Some very bad people did a Very good job at convincing some good people to hand over their passwords and totally crushed the support team
Brad Oberwager
A resident gives out their password (the example given by Brad Oberwager was “potato1”), Linden Lab support spend 3 hours helping this resident get their account back. The next day the resident changes the password BACK to the COMPRIMISED PASSWORD.
That’s the kind of thing (level of stupidity) that LL support is having to deal with right now.
They have a backlog from March of tickets, caused by trying to make things easier for residents by allowing real-time payments, which resulted in a deluge of account takeovers and subsequent support requests.
Obviously not all the tickets are for account takeovers, there’s regular stuff too, but a load of them that arrived at once seem to be and the lab are working through it all methodically.
Maybe if a person that did that happens to read this, would they even realise the amount of wasted time they caused?
Can you imagine the needless frustration of Lab staff at the sheer stupidity of that resident? (To clarify no-one at Linden Lab called anyone stupid, that’s simply my opinion of someone that would do that.
Of course the Elephant in the room is: Why did the system allow the resident to re-use the weak password?
This is why the Lab issued their blog post about account security last week.

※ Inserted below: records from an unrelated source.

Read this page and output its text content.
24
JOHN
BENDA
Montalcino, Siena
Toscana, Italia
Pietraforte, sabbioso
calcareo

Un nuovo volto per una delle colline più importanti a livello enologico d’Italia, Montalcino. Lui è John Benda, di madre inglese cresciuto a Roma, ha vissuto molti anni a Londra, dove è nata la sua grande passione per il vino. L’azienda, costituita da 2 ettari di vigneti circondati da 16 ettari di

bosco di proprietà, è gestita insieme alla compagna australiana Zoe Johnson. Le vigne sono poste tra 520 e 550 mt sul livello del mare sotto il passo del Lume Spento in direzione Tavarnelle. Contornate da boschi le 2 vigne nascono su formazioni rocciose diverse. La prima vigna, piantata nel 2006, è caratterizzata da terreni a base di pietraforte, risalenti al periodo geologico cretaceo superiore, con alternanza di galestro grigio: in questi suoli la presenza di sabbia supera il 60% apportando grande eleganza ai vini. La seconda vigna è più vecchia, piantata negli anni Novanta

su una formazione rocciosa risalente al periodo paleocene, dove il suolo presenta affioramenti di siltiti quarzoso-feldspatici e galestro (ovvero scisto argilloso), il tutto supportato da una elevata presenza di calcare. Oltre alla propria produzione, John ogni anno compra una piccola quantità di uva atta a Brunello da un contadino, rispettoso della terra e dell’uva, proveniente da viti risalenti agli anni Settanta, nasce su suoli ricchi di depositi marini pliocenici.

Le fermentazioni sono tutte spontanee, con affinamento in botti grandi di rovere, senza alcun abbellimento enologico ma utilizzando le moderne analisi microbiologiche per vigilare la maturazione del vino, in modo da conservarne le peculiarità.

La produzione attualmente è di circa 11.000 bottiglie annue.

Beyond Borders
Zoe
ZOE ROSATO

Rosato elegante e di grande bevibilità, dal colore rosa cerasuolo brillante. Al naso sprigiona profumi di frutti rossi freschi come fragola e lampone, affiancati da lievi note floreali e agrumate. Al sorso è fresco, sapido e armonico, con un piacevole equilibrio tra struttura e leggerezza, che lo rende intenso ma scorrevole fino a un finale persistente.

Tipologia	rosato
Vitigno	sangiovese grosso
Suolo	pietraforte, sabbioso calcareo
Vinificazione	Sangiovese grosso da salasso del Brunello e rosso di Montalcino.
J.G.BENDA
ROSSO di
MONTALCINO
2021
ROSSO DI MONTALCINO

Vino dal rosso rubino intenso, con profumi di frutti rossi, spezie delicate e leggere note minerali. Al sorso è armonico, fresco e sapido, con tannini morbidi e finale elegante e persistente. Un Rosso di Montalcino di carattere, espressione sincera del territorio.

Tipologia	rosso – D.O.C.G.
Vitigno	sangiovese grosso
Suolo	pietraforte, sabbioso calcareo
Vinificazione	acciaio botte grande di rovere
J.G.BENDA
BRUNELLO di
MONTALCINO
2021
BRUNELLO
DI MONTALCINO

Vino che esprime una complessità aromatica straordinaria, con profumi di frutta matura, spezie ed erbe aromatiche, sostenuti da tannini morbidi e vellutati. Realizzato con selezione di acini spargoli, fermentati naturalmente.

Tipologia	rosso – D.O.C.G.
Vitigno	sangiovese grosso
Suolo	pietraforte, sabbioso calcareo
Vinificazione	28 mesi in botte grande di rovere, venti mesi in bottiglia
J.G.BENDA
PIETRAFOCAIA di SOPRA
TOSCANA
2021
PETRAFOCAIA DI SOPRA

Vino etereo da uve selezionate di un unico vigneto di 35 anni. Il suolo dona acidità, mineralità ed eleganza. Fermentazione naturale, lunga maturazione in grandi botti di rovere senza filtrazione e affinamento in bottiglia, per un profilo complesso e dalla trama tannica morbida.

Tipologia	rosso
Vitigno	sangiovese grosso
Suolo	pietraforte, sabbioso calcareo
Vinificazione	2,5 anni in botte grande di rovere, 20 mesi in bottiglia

I just wanted to get this out there, because it was stuck in my head, stopping me thinking about what I’m meant to be focussing on tonight; the transition from Tillia to Thunes for payment processing in Second Life. That’ll have to wait until tomorrow now.
The hashtag #StopPotato1 was typed in the text chat of a Zoom call with the Lab by someone else, I’m not taking credit for it I just thought it perfectly summed up things, I just had to use it.
I can only think that if a person changes the password back to the original password that they may be vulnerable in some way through an illness. Maybe LL could code it so that the original password cannot be used again?
Yes, it’s a serious flaw in the platform that they were able to.